Tired of the government bailing out banks? Get ready for this: officials may soon ask banks to bail out the government.
Senior regulators say they are seriously considering a plan to have the nation’s healthy banks lend billions of dollars to rescue the insurance fund that protects bank depositors. That would enable the fund, which is rapidly running out of money because of a wave of bank failures, to continue to rescue the sickest banks.
The plan, strongly supported by bankers and their lobbyists, would be a major reversal of fortune.
It's hard to put this into words. First, which are these healthy banks? Most of them are healthy only because of their own bailout. Now, they are going to turn around and lend their own insurer money. Of course, how would you feel if you are the average consumer trying to get a loan? You can't get one but the FDIC can get one.

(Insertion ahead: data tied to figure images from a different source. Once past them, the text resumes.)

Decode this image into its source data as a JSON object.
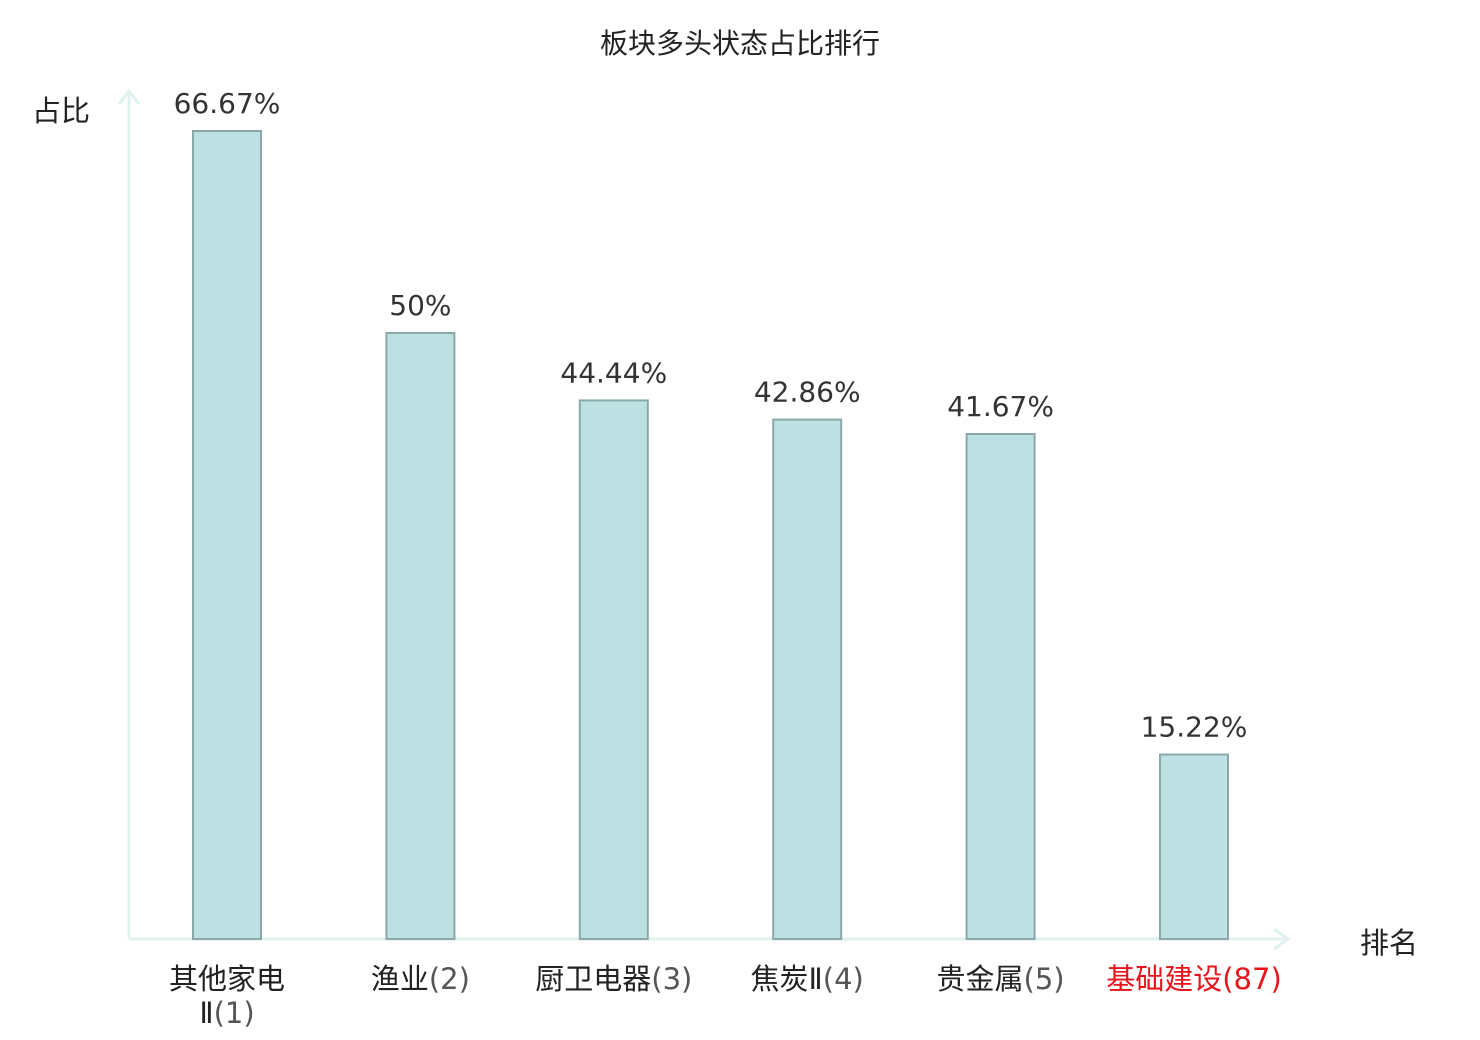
{
  "chart_data": {
    "type": "bar",
    "title": "板块多头状态占比排行",
    "ylabel": "占比",
    "xlabel": "排名",
    "categories": [
      {
        "name": "其他家电Ⅱ",
        "rank": "(1)",
        "highlight": false
      },
      {
        "name": "渔业",
        "rank": "(2)",
        "highlight": false
      },
      {
        "name": "厨卫电器",
        "rank": "(3)",
        "highlight": false
      },
      {
        "name": "焦炭Ⅱ",
        "rank": "(4)",
        "highlight": false
      },
      {
        "name": "贵金属",
        "rank": "(5)",
        "highlight": false
      },
      {
        "name": "基础建设",
        "rank": "(87)",
        "highlight": true
      }
    ],
    "values": [
      66.67,
      50,
      44.44,
      42.86,
      41.67,
      15.22
    ],
    "labels": [
      "66.67%",
      "50%",
      "44.44%",
      "42.86%",
      "41.67%",
      "15.22%"
    ],
    "ylim": [
      0,
      66.67
    ],
    "grid": false,
    "legend": "none"
  },
  "colors": {
    "bar_fill": "#bde0e2",
    "bar_stroke": "#8aa8aa",
    "axis": "#dff2ef",
    "highlight_text": "#e8141b",
    "text": "#333333"
  }
}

This is also another sign that our banking system is far from healthy. We have healthy banks. Yet, the FDIC has had to step in on so many banks that they are unhealthy. There's troubling news from FHA and the commercial mortgage crisis is just around the world. So, there's still plenty of trouble on the horizon.
Bond rates are inching up. The ten year U.S. Treasury is now trading at 3.49%. It bounced between 3.39-3.44 for about a week but then broke through that range yesterday. The yield spread between the two and ten year is also back to 2.50%. That's the highest in weeks.
Oil is back above $71 a barrel. It's currently trading at $71.50 a barrel after it fell below $70 a barrel at the close yesterday. The weak dollar likely has at least something to do with that. (oil is traded in dollars and so a weak dollar puts upward pressure on oil)
Markets around the world were nearly unanimously up. In the Far East, the were up almost across the board while in Europe, they were up across the board. The Hang Seng was up 1.06%, the Straits Time Index in Singapore was 1.42%, while the NIKKEI was still even. The broader Chinese index was down 2.34% and was one of two Far East indices that was down. In Europe, the FTSE in London was up .84%, the DAX in Germany was up .99% and the Spanish index was up 1.11%.
The Dollar is down .82% against the Euro, down .74% against the British Pound and down .92% against the Japanese Yen.